In our intent-to-treat analysis, we assumed that individuals who started HAART would remain on HAART throughout the follow-up. Though some participants may have discontinued HAART for a few visits, our data showed that the HAART users had been on HAART for about 80% of their follow-up visits. We did not take into account the adherence to HAART in our analysis though we have controlled some variables, including age and viral load, that contribute to the lower level of adherence to HAART use[29]. In our analysis, we examined the effects of HAART as a whole, rather than the effects of specific HAART regimens on QOL. As HAART regimens vary from individual to individual and from time to time within the same individual in WIHS, it is nearly impossible to assess the effect of every regimen on QOL change given the numerous number of HAART regimens used. In addition, we did not analyze the effect of HAART-related side effects on QOL due to insufficient data. However, as we controlled for clinical variables which are related to both HAART effectiveness and HAART-related side effects, the heterogeneity of HAART regimen effects could be predicted and effect of drug side effects could be partially controlled. In addition, our study subjects are comprised of women at a relatively advanced stages of disease, thus the observed HAART effects may not be representative of the general HIV-infected population.

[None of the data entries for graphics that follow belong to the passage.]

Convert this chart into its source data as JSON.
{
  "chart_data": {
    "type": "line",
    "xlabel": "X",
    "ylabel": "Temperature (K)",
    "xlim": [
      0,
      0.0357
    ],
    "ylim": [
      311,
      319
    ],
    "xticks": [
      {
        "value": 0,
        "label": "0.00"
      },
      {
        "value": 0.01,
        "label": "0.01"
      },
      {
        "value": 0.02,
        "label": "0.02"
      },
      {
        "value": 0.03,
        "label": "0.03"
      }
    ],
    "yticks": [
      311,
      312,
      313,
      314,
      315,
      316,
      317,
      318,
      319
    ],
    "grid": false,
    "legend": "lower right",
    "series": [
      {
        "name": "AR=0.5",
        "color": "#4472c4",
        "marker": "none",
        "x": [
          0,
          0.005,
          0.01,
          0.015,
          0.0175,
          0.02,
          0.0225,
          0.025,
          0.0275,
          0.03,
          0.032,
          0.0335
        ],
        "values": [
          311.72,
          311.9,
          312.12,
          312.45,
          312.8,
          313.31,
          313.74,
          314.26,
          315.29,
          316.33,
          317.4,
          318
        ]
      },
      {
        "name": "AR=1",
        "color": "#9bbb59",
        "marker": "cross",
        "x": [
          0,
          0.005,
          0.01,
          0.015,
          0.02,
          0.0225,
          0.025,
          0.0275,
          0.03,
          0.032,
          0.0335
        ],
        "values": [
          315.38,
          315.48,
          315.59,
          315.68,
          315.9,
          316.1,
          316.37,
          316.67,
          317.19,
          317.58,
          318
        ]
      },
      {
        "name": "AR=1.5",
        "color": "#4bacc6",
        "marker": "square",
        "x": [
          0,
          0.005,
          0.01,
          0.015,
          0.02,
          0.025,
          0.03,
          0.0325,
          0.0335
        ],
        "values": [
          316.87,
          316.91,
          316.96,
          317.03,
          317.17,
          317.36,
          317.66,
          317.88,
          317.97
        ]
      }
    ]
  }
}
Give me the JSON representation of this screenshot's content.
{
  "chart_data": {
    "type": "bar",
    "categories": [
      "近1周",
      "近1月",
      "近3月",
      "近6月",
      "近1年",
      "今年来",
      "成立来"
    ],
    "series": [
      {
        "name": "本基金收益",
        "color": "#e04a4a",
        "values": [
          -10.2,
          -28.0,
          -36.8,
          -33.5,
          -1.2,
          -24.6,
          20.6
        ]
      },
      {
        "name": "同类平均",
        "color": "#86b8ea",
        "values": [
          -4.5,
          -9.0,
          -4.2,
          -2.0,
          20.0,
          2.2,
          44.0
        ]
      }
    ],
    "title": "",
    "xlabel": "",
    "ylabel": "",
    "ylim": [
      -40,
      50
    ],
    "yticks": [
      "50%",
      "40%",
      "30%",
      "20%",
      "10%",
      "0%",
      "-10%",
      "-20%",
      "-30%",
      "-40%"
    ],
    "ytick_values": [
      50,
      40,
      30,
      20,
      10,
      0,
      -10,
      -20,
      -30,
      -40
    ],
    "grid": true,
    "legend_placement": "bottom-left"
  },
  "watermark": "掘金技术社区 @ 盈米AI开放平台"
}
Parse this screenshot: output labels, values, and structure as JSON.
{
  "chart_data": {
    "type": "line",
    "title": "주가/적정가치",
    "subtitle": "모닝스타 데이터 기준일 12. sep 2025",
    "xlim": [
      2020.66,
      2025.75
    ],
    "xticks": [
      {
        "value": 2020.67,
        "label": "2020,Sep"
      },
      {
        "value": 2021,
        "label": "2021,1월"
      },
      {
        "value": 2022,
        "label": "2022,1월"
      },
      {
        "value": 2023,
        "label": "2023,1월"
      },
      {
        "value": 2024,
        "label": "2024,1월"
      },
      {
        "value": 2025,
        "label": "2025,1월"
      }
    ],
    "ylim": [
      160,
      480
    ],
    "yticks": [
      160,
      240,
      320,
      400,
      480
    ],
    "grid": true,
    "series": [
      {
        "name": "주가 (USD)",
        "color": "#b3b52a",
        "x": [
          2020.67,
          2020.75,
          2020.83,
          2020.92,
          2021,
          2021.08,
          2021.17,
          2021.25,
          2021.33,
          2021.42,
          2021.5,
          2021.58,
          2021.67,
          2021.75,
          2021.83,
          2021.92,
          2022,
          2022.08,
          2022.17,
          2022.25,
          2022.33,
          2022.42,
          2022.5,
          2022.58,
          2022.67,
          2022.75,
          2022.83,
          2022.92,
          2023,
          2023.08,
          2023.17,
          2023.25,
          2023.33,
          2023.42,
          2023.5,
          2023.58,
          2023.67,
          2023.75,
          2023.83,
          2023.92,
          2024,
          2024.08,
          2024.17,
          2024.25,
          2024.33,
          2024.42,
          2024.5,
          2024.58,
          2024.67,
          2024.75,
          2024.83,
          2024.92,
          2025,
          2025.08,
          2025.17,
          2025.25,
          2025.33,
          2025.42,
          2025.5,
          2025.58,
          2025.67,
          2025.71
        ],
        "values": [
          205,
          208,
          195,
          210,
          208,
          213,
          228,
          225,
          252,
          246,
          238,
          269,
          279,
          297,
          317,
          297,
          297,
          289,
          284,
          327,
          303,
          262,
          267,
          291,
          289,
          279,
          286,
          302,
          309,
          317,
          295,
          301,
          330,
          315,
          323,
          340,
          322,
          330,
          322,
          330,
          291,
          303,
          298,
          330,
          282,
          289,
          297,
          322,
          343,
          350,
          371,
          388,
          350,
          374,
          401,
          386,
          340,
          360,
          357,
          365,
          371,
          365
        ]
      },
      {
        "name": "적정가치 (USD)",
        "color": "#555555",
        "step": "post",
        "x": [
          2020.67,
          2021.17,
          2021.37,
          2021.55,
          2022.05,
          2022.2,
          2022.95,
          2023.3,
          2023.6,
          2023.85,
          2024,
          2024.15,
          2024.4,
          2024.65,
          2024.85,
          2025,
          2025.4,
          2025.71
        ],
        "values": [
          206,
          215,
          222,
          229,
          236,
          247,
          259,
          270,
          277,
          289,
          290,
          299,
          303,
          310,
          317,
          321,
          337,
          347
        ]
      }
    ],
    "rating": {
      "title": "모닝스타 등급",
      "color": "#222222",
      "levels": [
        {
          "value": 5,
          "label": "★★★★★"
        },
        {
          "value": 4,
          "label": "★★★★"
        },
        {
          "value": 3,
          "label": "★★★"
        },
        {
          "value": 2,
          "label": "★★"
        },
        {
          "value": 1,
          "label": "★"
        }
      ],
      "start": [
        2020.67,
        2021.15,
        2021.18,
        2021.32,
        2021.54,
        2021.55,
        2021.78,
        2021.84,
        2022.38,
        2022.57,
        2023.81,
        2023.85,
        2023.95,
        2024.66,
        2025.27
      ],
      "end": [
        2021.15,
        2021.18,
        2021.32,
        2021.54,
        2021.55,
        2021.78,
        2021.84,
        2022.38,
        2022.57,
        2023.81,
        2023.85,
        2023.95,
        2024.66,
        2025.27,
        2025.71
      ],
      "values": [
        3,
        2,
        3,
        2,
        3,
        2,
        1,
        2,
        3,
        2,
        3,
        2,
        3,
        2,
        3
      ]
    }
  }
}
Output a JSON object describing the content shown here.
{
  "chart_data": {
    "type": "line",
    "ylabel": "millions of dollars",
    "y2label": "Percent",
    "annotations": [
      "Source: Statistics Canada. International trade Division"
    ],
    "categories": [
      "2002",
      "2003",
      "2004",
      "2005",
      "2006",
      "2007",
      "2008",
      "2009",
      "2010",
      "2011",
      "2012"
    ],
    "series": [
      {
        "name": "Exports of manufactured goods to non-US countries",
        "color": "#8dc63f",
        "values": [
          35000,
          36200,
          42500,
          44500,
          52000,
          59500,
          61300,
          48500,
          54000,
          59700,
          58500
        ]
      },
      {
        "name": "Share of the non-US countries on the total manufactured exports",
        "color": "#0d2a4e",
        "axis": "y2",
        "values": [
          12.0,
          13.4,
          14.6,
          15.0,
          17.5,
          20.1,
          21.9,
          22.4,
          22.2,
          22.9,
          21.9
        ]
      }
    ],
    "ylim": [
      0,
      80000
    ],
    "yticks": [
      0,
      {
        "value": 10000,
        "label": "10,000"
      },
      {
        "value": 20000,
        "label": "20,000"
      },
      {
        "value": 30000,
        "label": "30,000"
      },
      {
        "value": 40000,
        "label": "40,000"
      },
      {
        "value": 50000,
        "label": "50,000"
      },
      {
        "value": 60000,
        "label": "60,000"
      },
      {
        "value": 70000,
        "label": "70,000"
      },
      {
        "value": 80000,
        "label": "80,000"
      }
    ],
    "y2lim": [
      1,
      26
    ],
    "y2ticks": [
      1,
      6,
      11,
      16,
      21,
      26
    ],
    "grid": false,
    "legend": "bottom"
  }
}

In WIHS, a shortened version of MOS-HIV form was used to assess QOL change among the participants. The reliability and construct validity of this instrument have been demonstrated and the burden for both investigators and patients was alleviated due to reduced administration time [19]. Though MOS-HIV form has been frequently used in HIV research since the last decade[30], it has relatively limited application among women, minorities and individuals with lower socioeconomic status[31]. As the largest HIV/AIDS prospective cohort of women in the US, the WIHS represents an ethnically diverse, socioeconomically disadvantaged group with complex risk factors whose QOL status has not been well studied. Thus, our analysis will provide important initial information of QOL change for women in the HAART era.

In summary, we evaluated the effects of HAART on QOL among women in the WIHS. HAART did not show any long-term effect on QOL changes, but had short-term direct effects not mediated through clinical variables.